AS a council, we face a huge challenge in making over £56m of savings over the next three years. In that same period we will still be spending about £350 million of taxpayers’ money. That is why at cabinet next week I am going to invite my colleagues to support a new Vision for Swindon that will set out four priority themes and 30 pledges that we intend to deliver over the coming years.

The purpose of the vision is to show you how this administration is committed to supporting wealth creation and economic growth, while still ensuring that those in greatest need receive the support they deserve. The Vision incorporates all our key existing strategies and our existing relationships with other private, public, and third sector bodies, and unites them more comprehensively.

It is my aim that by 2030, Swindon will have all of the positive characteristics of a British city with one of the UK’s most successful economies; a low-carbon environment with compelling cultural, retail and leisure opportunities and excellent infrastructure. We will be a model of well-managed housing growth which supports and improves new and existing communities.
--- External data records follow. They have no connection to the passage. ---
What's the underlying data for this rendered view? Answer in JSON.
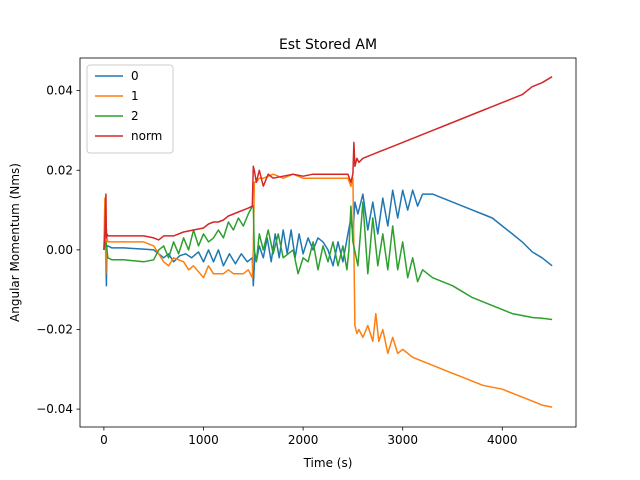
{
  "chart_data": {
    "type": "line",
    "title": "Est Stored AM",
    "xlabel": "Time (s)",
    "ylabel": "Angular Momentum (Nms)",
    "xlim": [
      -240,
      4740
    ],
    "ylim": [
      -0.0445,
      0.0482
    ],
    "xticks": [
      0,
      1000,
      2000,
      3000,
      4000
    ],
    "xtick_labels": [
      "0",
      "1000",
      "2000",
      "3000",
      "4000"
    ],
    "yticks": [
      -0.04,
      -0.02,
      0.0,
      0.02,
      0.04
    ],
    "ytick_labels": [
      "−0.04",
      "−0.02",
      "0.00",
      "0.02",
      "0.04"
    ],
    "grid": false,
    "legend_position": "top-left",
    "series": [
      {
        "name": "0",
        "color": "#1f77b4",
        "x": [
          0,
          15,
          25,
          30,
          40,
          80,
          200,
          400,
          500,
          550,
          600,
          650,
          700,
          760,
          820,
          880,
          950,
          1000,
          1050,
          1100,
          1150,
          1200,
          1260,
          1320,
          1380,
          1440,
          1490,
          1500,
          1510,
          1515,
          1530,
          1560,
          1600,
          1640,
          1680,
          1720,
          1760,
          1800,
          1840,
          1880,
          1920,
          1960,
          2000,
          2050,
          2100,
          2150,
          2200,
          2250,
          2300,
          2350,
          2400,
          2450,
          2480,
          2500,
          2520,
          2550,
          2600,
          2650,
          2700,
          2750,
          2800,
          2850,
          2900,
          2950,
          3000,
          3050,
          3100,
          3150,
          3200,
          3300,
          3400,
          3500,
          3600,
          3700,
          3800,
          3900,
          4000,
          4100,
          4200,
          4300,
          4400,
          4500
        ],
        "y": [
          0.0,
          0.005,
          -0.009,
          0.001,
          0.001,
          0.0005,
          0.0005,
          0.0002,
          0.0,
          -0.001,
          -0.002,
          -0.001,
          -0.003,
          -0.0015,
          -0.001,
          -0.002,
          -0.0005,
          -0.003,
          0.0,
          -0.003,
          0.0,
          -0.004,
          -0.001,
          -0.0035,
          -0.001,
          -0.003,
          -0.002,
          -0.009,
          -0.004,
          -0.001,
          -0.003,
          0.001,
          -0.002,
          0.003,
          -0.003,
          0.004,
          -0.002,
          0.005,
          -0.001,
          0.005,
          -0.002,
          0.004,
          -0.001,
          0.003,
          0.0,
          0.003,
          0.002,
          0.0,
          -0.004,
          0.002,
          -0.003,
          0.004,
          0.008,
          0.004,
          0.012,
          0.009,
          0.014,
          0.005,
          0.012,
          0.004,
          0.013,
          0.006,
          0.015,
          0.008,
          0.015,
          0.01,
          0.015,
          0.011,
          0.014,
          0.014,
          0.013,
          0.012,
          0.011,
          0.01,
          0.009,
          0.008,
          0.006,
          0.004,
          0.002,
          -0.0005,
          -0.002,
          -0.004
        ]
      },
      {
        "name": "1",
        "color": "#ff7f0e",
        "x": [
          0,
          10,
          20,
          25,
          30,
          40,
          80,
          200,
          400,
          450,
          500,
          600,
          650,
          700,
          800,
          850,
          900,
          1000,
          1050,
          1100,
          1200,
          1250,
          1300,
          1400,
          1450,
          1490,
          1500,
          1510,
          1530,
          1560,
          1600,
          1700,
          1800,
          1900,
          2000,
          2100,
          2200,
          2300,
          2400,
          2450,
          2480,
          2500,
          2510,
          2520,
          2530,
          2540,
          2560,
          2600,
          2650,
          2700,
          2730,
          2760,
          2800,
          2850,
          2900,
          2950,
          3000,
          3100,
          3200,
          3300,
          3400,
          3500,
          3600,
          3700,
          3800,
          3900,
          4000,
          4100,
          4200,
          4300,
          4400,
          4500
        ],
        "y": [
          0.0,
          0.013,
          -0.006,
          0.005,
          0.003,
          0.002,
          0.002,
          0.002,
          0.002,
          0.0015,
          0.001,
          -0.003,
          -0.004,
          -0.002,
          -0.003,
          -0.005,
          -0.004,
          -0.007,
          -0.004,
          -0.006,
          -0.006,
          -0.005,
          -0.006,
          -0.006,
          -0.005,
          -0.007,
          0.0,
          0.017,
          0.017,
          0.018,
          0.018,
          0.019,
          0.018,
          0.019,
          0.018,
          0.018,
          0.018,
          0.018,
          0.018,
          0.018,
          0.016,
          0.018,
          0.0,
          -0.019,
          -0.02,
          -0.021,
          -0.02,
          -0.022,
          -0.019,
          -0.023,
          -0.016,
          -0.023,
          -0.02,
          -0.026,
          -0.022,
          -0.026,
          -0.025,
          -0.027,
          -0.028,
          -0.029,
          -0.03,
          -0.031,
          -0.032,
          -0.033,
          -0.034,
          -0.0345,
          -0.035,
          -0.036,
          -0.037,
          -0.038,
          -0.039,
          -0.0395
        ]
      },
      {
        "name": "2",
        "color": "#2ca02c",
        "x": [
          0,
          20,
          40,
          80,
          200,
          400,
          500,
          550,
          600,
          650,
          700,
          750,
          800,
          850,
          900,
          950,
          1000,
          1050,
          1100,
          1150,
          1200,
          1250,
          1300,
          1350,
          1400,
          1450,
          1490,
          1500,
          1510,
          1530,
          1560,
          1600,
          1650,
          1700,
          1750,
          1800,
          1850,
          1900,
          1950,
          2000,
          2050,
          2100,
          2150,
          2200,
          2250,
          2300,
          2350,
          2400,
          2440,
          2460,
          2480,
          2500,
          2550,
          2600,
          2650,
          2700,
          2750,
          2800,
          2850,
          2900,
          2950,
          3000,
          3050,
          3100,
          3150,
          3200,
          3300,
          3400,
          3500,
          3600,
          3700,
          3800,
          3900,
          4000,
          4100,
          4200,
          4300,
          4400,
          4500
        ],
        "y": [
          0.0,
          0.002,
          -0.002,
          -0.0025,
          -0.0025,
          -0.003,
          -0.0025,
          0.0,
          0.001,
          -0.002,
          0.002,
          -0.001,
          0.003,
          0.0,
          0.005,
          0.001,
          0.004,
          0.002,
          0.003,
          0.005,
          0.003,
          0.007,
          0.005,
          0.008,
          0.006,
          0.009,
          0.011,
          0.011,
          0.0,
          -0.003,
          0.004,
          0.0,
          0.005,
          -0.001,
          0.004,
          -0.002,
          -0.001,
          0.0,
          -0.006,
          -0.002,
          -0.003,
          0.002,
          -0.005,
          0.001,
          -0.003,
          0.002,
          -0.004,
          0.001,
          -0.005,
          0.0,
          0.011,
          0.002,
          -0.004,
          0.012,
          -0.006,
          0.008,
          -0.004,
          0.004,
          -0.005,
          0.006,
          -0.005,
          0.002,
          -0.007,
          -0.002,
          -0.008,
          -0.005,
          -0.007,
          -0.008,
          -0.009,
          -0.0105,
          -0.012,
          -0.013,
          -0.014,
          -0.015,
          -0.016,
          -0.0165,
          -0.017,
          -0.0172,
          -0.0175
        ]
      },
      {
        "name": "norm",
        "color": "#d62728",
        "x": [
          0,
          10,
          20,
          25,
          30,
          40,
          80,
          200,
          400,
          500,
          550,
          600,
          700,
          800,
          900,
          1000,
          1050,
          1100,
          1150,
          1200,
          1250,
          1300,
          1350,
          1400,
          1450,
          1490,
          1500,
          1510,
          1530,
          1560,
          1600,
          1650,
          1700,
          1800,
          1900,
          2000,
          2100,
          2200,
          2300,
          2400,
          2450,
          2480,
          2500,
          2510,
          2520,
          2540,
          2560,
          2600,
          2700,
          2800,
          2900,
          3000,
          3100,
          3200,
          3300,
          3400,
          3500,
          3600,
          3700,
          3800,
          3900,
          4000,
          4100,
          4200,
          4300,
          4400,
          4500
        ],
        "y": [
          0.0,
          0.004,
          0.014,
          0.003,
          0.004,
          0.0035,
          0.0035,
          0.0035,
          0.0035,
          0.003,
          0.0025,
          0.0035,
          0.0035,
          0.0045,
          0.005,
          0.0055,
          0.0065,
          0.007,
          0.007,
          0.0075,
          0.0085,
          0.009,
          0.0095,
          0.01,
          0.0105,
          0.011,
          0.021,
          0.02,
          0.017,
          0.02,
          0.016,
          0.019,
          0.018,
          0.0185,
          0.019,
          0.0185,
          0.019,
          0.019,
          0.019,
          0.019,
          0.019,
          0.017,
          0.019,
          0.027,
          0.021,
          0.023,
          0.022,
          0.023,
          0.024,
          0.025,
          0.026,
          0.027,
          0.028,
          0.029,
          0.03,
          0.031,
          0.032,
          0.033,
          0.034,
          0.035,
          0.036,
          0.037,
          0.038,
          0.039,
          0.041,
          0.042,
          0.0435
        ]
      }
    ]
  }
}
Swindon will be physically transformed with existing heritage and landmarks complemented by new ones that people who live, work and visit here would recognise and admire. We will remain, at heart, a place of fairness and opportunity where people can aspire to and achieve prosperity, supported by strong civic and community leadership.

Underpinning the vision are the four priorities, which are the broad themes that summarise where the council will be focusing its attention.

The third element that will make the vision and the priorities a reality will be the accompanying pledges. These pledges will allow you to hold this council to account and measure our progress towards achieving our goals.

Most importantly, we will use this vision to build on existing partnerships to make it happen, as the council cannot do all this alone.

I recognise this is a bold Vision with challenging priorities and pledges, and there won’t be a shortage of cynics who will say none of this is achievable. If I hear this, I merely will suffer a sense of déjà vu – exactly the same comments were made about the 50 promises that we completed five years ago.

The vision, priorities and pledges cannot encompass the huge range of services that the council provides or commissions. Quite literally, we look after citizens from birth to death through our register office and crematorium and cemeteries. I can assure you that our statutory roles will not be adversely affected in any way by this vision. We will still look after the vulnerable elderly, those with learning difficulties, safeguard children and provide other essential services.